Docs: CUBLAS_COMPUTE_32F requirement

ashvardanian · ashvardanian · commit 5d3abd4ad891 · 2025-02-27T12:55:45.000Z
diff --git a/less_slow.cpp b/less_slow.cpp
@@ -3147,6 +3147,7 @@ BENCHMARK(cublas_tops<int8_t, int32_t>)->RangeMultiplier(2)->Range(8, 16384)->Co
  *  ! Even if `e4m3 * e4m3` scheme is used, very specific set of "C" and "D" types can be used.
  *  ! The "A" matrix must be transposed on Ada, Hopper, and Blackwell!

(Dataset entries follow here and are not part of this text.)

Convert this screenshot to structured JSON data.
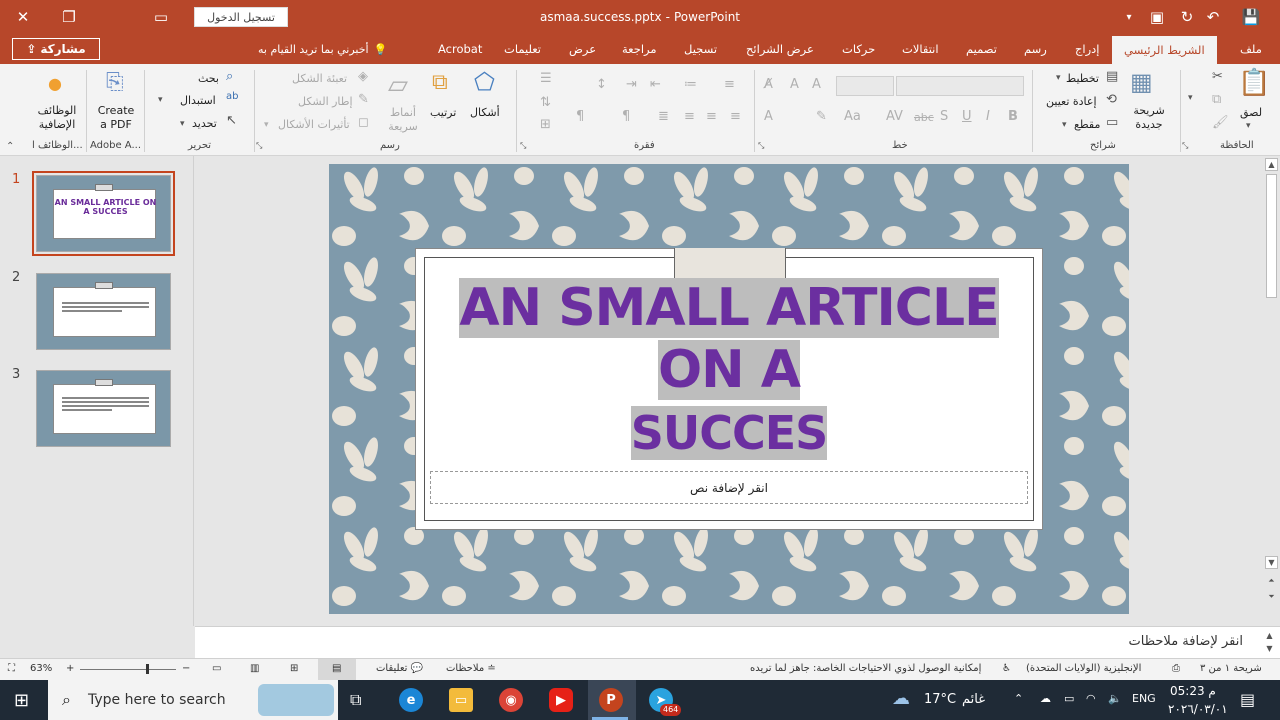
{
  "titlebar": {
    "signin_label": "تسجيل الدخول",
    "doc_name": "asmaa.success.pptx",
    "separator": "-",
    "app_name": "PowerPoint",
    "accent_color": "#b7472a"
  },
  "tabs": {
    "share_label": "مشاركة",
    "tellme_label": "أخبرني بما تريد القيام به",
    "items": [
      "Acrobat",
      "تعليمات",
      "عرض",
      "مراجعة",
      "تسجيل",
      "عرض الشرائح",
      "حركات",
      "انتقالات",
      "تصميم",
      "رسم",
      "إدراج",
      "الشريط الرئيسي",
      "ملف"
    ],
    "active": "الشريط الرئيسي"
  },
  "ribbon": {
    "addins": {
      "label": "الوظائف الإضافية",
      "group": "الوظائف ا..."
    },
    "adobe": {
      "label": "Create a PDF",
      "group": "Adobe A..."
    },
    "editing": {
      "find": "بحث",
      "replace": "استبدال",
      "select": "تحديد",
      "group": "تحرير"
    },
    "drawing": {
      "fill": "تعبئة الشكل",
      "outline": "إطار الشكل",
      "effects": "تأثيرات الأشكال",
      "styles": "أنماط سريعة",
      "arrange": "ترتيب",
      "shapes": "أشكال",
      "group": "رسم"
    },
    "paragraph": {
      "group": "فقرة"
    },
    "font": {
      "group": "خط",
      "bold": "B",
      "italic": "I",
      "underline": "U",
      "strike": "abc"
    },
    "slides": {
      "layout": "تخطيط",
      "reset": "إعادة تعيين",
      "section": "مقطع",
      "new_slide": "شريحة جديدة",
      "group": "شرائح"
    },
    "clipboard": {
      "paste": "لصق",
      "group": "الحافظة"
    }
  },
  "thumbnails": [
    {
      "num": "1",
      "title": "AN SMALL ARTICLE ON A SUCCES",
      "selected": true
    },
    {
      "num": "2",
      "title": "",
      "selected": false
    },
    {
      "num": "3",
      "title": "",
      "selected": false
    }
  ],
  "slide": {
    "title_line1": "AN SMALL ARTICLE ON A",
    "title_line2": "SUCCES",
    "body_placeholder": "انقر لإضافة نص",
    "title_color": "#6b2fa0"
  },
  "notes": {
    "placeholder": "انقر لإضافة ملاحظات"
  },
  "status": {
    "slide_info": "شريحة ١ من ٣",
    "language": "الإنجليزية (الولايات المتحدة)",
    "accessibility": "إمكانية الوصول لذوي الاحتياجات الخاصة: جاهز لما تريده",
    "notes_btn": "ملاحظات",
    "comments_btn": "تعليقات",
    "zoom": "63%"
  },
  "taskbar": {
    "search_placeholder": "Type here to search",
    "weather_temp": "17°C",
    "weather_text": "غائم",
    "lang": "ENG",
    "time": "05:23 م",
    "date": "٢٠٢٦/٠٣/٠١",
    "telegram_badge": "464"
  }
}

  *  ! For `FP4`, similarly the only consistently used configuration is `e2m1 * e2m1`.
+ *  ! The compute type must be `CUBLAS_COMPUTE_32F` for both single- and half-precision outputs.
  *
  *  @see    "Using the cuBLASLt API" docs: https://docs.nvidia.com/cuda/cublas/#using-the-cublaslt-api
  *  @note   To avoid including the `<cuda_fp8.h>` header, we define alternatives to `__nv_fp8_e4m3` & `__nv_fp8_e5m2`.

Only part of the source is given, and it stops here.